Encoding scenarios for input of externally encoded XML data to a database

In general, when you use a character application data type, problems with code page conversion do not occur during input to a database.

The following examples demonstrate how external encoding affects data conversion and truncation during input of XML data to an XML column.

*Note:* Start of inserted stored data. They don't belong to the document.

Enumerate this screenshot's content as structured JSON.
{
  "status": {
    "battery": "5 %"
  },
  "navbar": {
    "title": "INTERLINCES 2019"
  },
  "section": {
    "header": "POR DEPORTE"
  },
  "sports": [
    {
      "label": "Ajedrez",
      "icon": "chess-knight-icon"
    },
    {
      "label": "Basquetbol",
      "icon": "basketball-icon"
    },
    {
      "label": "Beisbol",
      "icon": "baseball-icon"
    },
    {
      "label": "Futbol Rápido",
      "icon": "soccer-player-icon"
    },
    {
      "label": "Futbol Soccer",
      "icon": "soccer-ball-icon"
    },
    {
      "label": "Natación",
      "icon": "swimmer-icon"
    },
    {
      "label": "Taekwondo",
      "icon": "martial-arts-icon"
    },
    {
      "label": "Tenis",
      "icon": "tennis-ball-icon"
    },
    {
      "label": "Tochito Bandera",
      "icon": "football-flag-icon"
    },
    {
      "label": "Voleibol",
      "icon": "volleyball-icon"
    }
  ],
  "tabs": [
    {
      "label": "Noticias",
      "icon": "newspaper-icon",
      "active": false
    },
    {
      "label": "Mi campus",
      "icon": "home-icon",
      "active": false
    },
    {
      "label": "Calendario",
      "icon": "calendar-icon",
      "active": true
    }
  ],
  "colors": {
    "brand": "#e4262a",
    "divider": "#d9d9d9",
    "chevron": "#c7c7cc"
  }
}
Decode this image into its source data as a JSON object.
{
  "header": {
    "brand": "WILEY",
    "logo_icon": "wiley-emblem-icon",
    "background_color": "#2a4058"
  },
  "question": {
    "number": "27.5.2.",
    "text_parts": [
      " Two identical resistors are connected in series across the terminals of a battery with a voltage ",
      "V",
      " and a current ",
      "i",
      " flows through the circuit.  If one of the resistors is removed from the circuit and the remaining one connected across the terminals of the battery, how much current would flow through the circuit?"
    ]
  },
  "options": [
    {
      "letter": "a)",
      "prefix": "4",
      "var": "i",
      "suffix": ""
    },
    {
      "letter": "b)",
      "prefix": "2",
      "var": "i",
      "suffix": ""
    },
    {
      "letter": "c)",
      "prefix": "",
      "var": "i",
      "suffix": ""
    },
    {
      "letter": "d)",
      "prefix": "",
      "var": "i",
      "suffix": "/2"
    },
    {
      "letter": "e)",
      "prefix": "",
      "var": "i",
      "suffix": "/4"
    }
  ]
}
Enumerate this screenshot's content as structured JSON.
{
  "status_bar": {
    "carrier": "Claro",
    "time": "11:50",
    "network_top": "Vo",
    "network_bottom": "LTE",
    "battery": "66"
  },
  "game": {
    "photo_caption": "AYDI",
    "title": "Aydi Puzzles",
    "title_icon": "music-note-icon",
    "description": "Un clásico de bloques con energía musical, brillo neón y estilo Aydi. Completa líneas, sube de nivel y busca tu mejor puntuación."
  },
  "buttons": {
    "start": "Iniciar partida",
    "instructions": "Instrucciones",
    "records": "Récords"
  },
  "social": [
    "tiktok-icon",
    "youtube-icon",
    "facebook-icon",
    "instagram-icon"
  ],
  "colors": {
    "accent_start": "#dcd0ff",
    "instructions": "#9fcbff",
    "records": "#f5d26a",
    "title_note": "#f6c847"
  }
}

Only scenario 1 and scenario 2 apply to Java™ and .NET applications, because the application code page for Java and .NET applications is always Unicode.

Scenario 1

Encoding source Value
Data encoding UTF-8 Unicode input data, with or without an appropriate encoding declaration or BOM
Application data type Character
Application code page 1208 (UTF-8)
Example input statements:
INSERT INTO T1 (XMLCOL) VALUES (?)
INSERT INTO T1 (XMLCOL) VALUES 
  (XMLPARSE(DOCUMENT CAST(? AS CLOB) PRESERVE WHITESPACE))
INSERT INTO T1 (XMLCOL) VALUES (XMLPARSE(DOCUMENT :HV))

Character conversion: None.

Data loss: None.

Truncation: None.

Scenario 2

Encoding source Value
Data encoding UTF-16 Unicode input data, with or without an appropriate encoding declaration or BOM
Application data type Graphic
Application code page Any SBCS code page or CCSID 1208
Example input statements:
INSERT INTO T1 (XMLCOL) VALUES (?)
INSERT INTO T1 (XMLCOL) VALUES 
  (XMLPARSE(DOCUMENT CAST(? AS DBCLOB) PRESERVE WHITESPACE))
INSERT INTO T1 (XMLCOL) VALUES (XMLPARSE(DOCUMENT :HV))

Character conversion: The Db2 database system converts the data from UTF-16 to UTF-8 when it performs the XML parse for storage in the XML column.

Data loss: None.

Truncation: Truncation can occur during conversion from UTF-16 to UTF-8, due to expansion.

Scenario 3

Encoding source Value
Data encoding ISO-8859-1 input data, with or without an appropriate encoding declaration
Application data type Character
Application code page 819
Example input statements:
INSERT INTO T1 (XMLCOL) VALUES (?)
INSERT INTO T1 (XMLCOL) VALUES 
  (XMLPARSE(DOCUMENT CAST(? AS CLOB) PRESERVE WHITESPACE))
INSERT INTO T1 (XMLCOL) VALUES (XMLPARSE(DOCUMENT :HV))

Character conversion: The Db2 database system converts the data from CCSID 819 to UTF-8 when it performs the XML parse for storage in the XML column.

Data loss: None.

Truncation: None.

Scenario 4

Encoding source Value
Data encoding Shift_JIS input data, with or without an appropriate encoding declaration
Application data type Graphic
Application code page 943
Example input statements:
INSERT INTO T1 VALUES (?)
INSERT INTO T1 VALUES 
  (XMLPARSE(DOCUMENT CAST(? AS DBCLOB)))
INSERT INTO T1 VALUES (XMLPARSE(DOCUMENT :HV))

Character conversion: The Db2 database system converts the data from CCSID 943 to UTF-8 when it performs the XML parse for storage in the XML column.

Data loss: None.

Truncation: None.